Health

Grieving Process: What Does It Look Like During This Pandemic?

Many mental health professionals still look to the five stages of grief to explain how the grieving process can evolve over time. These include denial, anger, bargaining, depression, and acceptance. In practice, this can involve everything from only being able to think of your loved one’s death, to numbness, to feeling like your life has lost all meaning, according to the Mayo Clinic. It’s crucial to understand that these stages aren’t neat, tidy, and sequential, the American Psychological Association explains. Instead, they’re more of a cycle, where you may experience one stage for a much longer period of time than the others or barely at all, and these feelings can also overlap. “It’s very messy, with emotions you can’t compartmentalize,” says O’Neill. “Oftentimes, people are moving through these stages or oscillating between them.”

When does the grieving process become “unhealthy”?

This can be a tricky question to answer under normal circumstances, let alone during an ongoing pandemic. But, in general, there are a few things that can complicate the typical grieving process.

One involves a condition known as complicated grief, which you can read more about here. Complicated grief stems from the school of thought that you can categorize the process of learning to live with loss into acute, integrated, and complicated forms of grief, the Center for Complicated Grief explains.

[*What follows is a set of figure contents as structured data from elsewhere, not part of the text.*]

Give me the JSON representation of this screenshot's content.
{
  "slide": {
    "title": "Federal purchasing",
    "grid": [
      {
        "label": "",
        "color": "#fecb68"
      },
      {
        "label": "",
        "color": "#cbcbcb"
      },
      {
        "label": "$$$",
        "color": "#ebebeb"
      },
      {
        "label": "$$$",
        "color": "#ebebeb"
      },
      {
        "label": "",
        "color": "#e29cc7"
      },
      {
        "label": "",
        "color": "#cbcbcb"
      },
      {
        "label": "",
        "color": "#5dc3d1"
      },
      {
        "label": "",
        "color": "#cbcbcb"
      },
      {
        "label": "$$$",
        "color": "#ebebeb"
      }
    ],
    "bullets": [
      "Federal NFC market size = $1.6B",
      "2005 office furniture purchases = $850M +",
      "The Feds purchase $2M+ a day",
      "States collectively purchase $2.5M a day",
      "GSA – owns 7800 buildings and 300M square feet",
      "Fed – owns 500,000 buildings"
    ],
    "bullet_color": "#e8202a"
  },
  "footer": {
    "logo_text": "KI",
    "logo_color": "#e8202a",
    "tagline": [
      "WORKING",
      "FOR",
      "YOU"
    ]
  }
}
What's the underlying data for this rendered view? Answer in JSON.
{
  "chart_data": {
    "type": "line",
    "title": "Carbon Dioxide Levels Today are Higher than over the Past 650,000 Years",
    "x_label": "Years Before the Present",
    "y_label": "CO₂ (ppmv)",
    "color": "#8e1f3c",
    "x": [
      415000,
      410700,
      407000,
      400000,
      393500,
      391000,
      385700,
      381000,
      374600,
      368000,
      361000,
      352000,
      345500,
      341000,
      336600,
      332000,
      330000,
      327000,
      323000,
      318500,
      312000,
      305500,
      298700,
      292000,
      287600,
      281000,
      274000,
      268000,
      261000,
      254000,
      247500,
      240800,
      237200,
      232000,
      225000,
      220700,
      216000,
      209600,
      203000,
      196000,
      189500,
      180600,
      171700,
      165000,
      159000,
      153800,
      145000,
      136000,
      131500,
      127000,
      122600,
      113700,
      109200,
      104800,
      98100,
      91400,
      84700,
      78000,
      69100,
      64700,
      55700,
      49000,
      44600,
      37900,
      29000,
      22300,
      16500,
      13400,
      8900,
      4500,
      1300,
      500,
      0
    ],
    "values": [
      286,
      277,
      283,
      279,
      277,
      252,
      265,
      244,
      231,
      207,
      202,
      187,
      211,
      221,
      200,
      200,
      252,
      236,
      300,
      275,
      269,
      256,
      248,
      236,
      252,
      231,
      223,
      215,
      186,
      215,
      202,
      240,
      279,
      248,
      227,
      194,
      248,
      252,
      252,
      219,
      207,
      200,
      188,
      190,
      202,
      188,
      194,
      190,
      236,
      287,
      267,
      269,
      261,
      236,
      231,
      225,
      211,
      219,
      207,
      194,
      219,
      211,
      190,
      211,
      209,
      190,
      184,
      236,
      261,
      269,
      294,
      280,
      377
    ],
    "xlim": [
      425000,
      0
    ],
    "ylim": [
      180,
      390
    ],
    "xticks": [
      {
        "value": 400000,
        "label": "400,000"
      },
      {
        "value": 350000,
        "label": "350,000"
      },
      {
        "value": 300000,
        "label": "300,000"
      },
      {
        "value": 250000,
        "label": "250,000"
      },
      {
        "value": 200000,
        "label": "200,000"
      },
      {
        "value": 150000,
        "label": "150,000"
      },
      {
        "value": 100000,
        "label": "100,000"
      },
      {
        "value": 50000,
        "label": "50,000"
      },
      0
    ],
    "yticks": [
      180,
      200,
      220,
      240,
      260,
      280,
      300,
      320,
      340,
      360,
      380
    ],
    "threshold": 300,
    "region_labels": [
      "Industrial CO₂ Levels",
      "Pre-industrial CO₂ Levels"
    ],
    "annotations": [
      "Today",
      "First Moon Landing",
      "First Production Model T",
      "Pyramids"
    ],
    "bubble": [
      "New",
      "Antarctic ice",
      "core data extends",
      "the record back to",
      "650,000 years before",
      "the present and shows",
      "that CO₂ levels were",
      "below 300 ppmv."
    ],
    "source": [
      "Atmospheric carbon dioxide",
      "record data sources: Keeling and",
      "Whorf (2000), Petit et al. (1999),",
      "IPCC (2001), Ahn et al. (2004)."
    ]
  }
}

Acute grief is what happens right after a loss, when the grief feels inescapable and uncontrollable. Integrated grief happens when you adjust to the loss. It doesn’t mean you somehow get over the loss and it no longer affects you, but that you’ve learned to live with it in a more manageable way. “We tend to move through and recover from grief over a period of time,” says Gould. Complicated grief (also known as persistent complex bereavement disorder or prolonged grief disorder) means that after six months to a year, you’re not able to move from acute grief to integrated grief. (The exact timeline depends on which mental health resource you turn to.) It involves a lot of the same symptoms as the normal grieving process, but they persist for longer than is typical and are severe enough to get in the way of living your life, accepting the loss and, ultimately, healing.

Beyond the existence of complicated grief, pinpointing when grief becomes unhealthy can also get difficult because even healthy grieving can mimic, cause, and exacerbate mental health conditions like major depressive disorder and generalized anxiety disorder. And, of course, there’s the fact that the coronavirus is changing basically every aspect of life, including grief, which we’ll explore more in a bit.

With all of that in mind, the main signs that grief has become unhealthy revolve around the persistence and/or severity of symptoms, many of which are involved in the healthy grieving process but can become destructive when you’re stewing in them for too long. Typically, experts would suggest looking for the following signs at six to 12 months after the loss: You can’t function, you feel stuck in sadness or other grief symptoms, you feel hopeless, and you avoid regular contact with loved ones. Other signs that are notable regardless of how long it’s been since the loss would be consistently turning to substances to numb your emotions, and having thoughts of hurting yourself or suicide.

While it’s good to keep these parameters in mind, the truth is that given the drastic ways the coronavirus pandemic has affected our lives, mental health, and coping mechanisms, the lines between “healthy” and “unhealthy” grief can feel so blurred as to be practically non-existent.

COVID-19 is turning the typical grieving process on its head.

The pandemic itself is forcing us to change how we grieve, O’Neill explains. Isolation, safety fears, and a lack of control make the grieving process even more complex than usual. “We’re still in a pandemic with no answers as to when [normal life] can resume. This is impairing the ability to go through the grieving process,” says O’Neill.